THE FINITE-SAMPLE EFFECTS OF VAR DIMENSIONS ON MLE BIAS, MLE
VARIANCE AND MINIMUM MSE ESTIMATORS: PURELY NONSTATIONARY CASE
Steve LAWFORD (ECARES, Université Libre de Bruxelles)
Michalis P. STAMATOGIANNIS (University of York)
Vector autoregressions (VAR's) continue to be an important tool in time series analysis. However, little is currently known about the finite-sample behaviour of parameter estimators, and especially in nonstationary frameworks - important progress on some problems has been made only very recently ([1]). In particular, the form and extent of small sample bias have not been fully investigated.

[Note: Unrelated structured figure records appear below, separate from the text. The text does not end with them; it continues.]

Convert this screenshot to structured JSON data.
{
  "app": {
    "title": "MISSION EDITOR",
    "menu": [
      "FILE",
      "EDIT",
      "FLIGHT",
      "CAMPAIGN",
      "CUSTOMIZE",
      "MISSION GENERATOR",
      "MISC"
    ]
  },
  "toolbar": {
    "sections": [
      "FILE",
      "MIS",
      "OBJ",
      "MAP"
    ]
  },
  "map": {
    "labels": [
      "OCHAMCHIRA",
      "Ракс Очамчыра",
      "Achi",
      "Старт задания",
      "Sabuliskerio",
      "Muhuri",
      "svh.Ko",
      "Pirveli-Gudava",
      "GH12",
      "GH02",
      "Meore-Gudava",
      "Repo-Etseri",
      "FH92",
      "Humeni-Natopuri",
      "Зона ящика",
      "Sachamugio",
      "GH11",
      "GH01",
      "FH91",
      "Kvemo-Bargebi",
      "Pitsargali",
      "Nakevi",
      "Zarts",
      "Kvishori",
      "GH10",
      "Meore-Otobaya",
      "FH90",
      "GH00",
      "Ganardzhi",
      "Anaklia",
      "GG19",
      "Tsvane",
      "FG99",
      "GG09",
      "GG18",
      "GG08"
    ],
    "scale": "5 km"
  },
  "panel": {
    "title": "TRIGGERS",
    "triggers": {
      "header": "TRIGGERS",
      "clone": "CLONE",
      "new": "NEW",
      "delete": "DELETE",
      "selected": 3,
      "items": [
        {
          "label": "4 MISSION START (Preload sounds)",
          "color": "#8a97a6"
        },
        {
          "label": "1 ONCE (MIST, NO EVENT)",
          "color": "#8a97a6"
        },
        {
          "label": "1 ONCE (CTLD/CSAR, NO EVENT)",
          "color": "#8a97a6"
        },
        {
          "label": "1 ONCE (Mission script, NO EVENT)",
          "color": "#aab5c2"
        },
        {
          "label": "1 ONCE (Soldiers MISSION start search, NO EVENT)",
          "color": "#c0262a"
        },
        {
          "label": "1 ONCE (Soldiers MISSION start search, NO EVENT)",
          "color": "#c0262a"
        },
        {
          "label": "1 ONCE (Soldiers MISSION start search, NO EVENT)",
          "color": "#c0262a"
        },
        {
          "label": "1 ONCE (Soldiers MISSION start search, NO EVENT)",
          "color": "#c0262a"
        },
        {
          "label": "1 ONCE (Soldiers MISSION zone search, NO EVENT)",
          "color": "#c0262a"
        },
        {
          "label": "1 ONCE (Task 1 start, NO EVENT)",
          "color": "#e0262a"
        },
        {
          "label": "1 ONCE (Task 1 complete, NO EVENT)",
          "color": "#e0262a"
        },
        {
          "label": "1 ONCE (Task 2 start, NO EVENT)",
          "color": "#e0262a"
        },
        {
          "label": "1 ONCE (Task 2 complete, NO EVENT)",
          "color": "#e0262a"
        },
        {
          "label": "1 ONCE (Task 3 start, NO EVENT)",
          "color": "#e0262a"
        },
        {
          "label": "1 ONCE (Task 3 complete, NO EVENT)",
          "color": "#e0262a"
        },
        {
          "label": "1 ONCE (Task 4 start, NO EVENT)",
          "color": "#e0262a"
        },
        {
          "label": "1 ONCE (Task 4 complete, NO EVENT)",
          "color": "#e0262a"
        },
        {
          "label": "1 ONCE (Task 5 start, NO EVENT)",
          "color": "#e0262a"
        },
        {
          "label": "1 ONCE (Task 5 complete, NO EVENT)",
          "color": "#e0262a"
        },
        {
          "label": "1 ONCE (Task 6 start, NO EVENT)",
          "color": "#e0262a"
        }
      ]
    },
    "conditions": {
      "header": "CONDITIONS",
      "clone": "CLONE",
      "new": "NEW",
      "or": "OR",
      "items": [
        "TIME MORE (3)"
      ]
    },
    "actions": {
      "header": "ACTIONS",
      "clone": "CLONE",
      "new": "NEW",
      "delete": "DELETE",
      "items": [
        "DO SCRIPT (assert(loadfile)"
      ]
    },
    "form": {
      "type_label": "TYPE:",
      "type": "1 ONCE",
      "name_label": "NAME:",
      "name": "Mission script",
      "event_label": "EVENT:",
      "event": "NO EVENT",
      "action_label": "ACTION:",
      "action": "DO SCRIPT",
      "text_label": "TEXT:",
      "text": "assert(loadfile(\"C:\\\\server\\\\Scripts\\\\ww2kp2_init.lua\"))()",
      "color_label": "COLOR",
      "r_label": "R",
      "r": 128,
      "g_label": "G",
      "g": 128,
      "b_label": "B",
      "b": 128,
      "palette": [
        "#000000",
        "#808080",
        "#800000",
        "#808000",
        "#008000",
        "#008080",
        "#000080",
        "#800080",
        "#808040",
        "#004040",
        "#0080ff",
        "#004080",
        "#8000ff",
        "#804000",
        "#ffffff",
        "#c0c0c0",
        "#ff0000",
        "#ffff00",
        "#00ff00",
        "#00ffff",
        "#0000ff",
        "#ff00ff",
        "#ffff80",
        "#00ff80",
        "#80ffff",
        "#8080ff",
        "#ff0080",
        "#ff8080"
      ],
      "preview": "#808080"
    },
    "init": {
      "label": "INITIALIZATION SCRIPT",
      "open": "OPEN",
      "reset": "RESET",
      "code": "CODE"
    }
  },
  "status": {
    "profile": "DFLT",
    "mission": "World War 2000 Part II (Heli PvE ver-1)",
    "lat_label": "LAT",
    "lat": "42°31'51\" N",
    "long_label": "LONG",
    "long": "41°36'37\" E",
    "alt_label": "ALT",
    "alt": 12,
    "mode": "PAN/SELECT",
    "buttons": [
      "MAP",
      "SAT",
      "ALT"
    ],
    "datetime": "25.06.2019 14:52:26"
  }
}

We address this issue here, by investigating maximum likelihood estimators (MLE's) in the context of a purely nonstationary first-order VAR. Using Monte Carlo and numerical optimization techniques, we perform a comprehensive simulation study and derive a series of parsimonious response surfaces for MLE bias, in terms of sample size and VAR dimension, given correct and over-parameterization of the model; we substantially improve upon one of the main results of [1]. We motivate the response surface technique as a means of improving approximate theoretical results in frameworks where derivation of exact results (although desirable) would be very difficult, or intractable, as is frequently the case in even the simplest settings. We also extend univariate results by Abadir and Hadri ([2],[3]) to the multivariate framework. We study non-zero initial values, and conjecture that the curious univariate bias nonmonotonicity noticed by [2] disappears in the multivariate case. Lastly, we examine MLE variance and the correction factors required for the MLE to attain minimum mean squared error (MSE).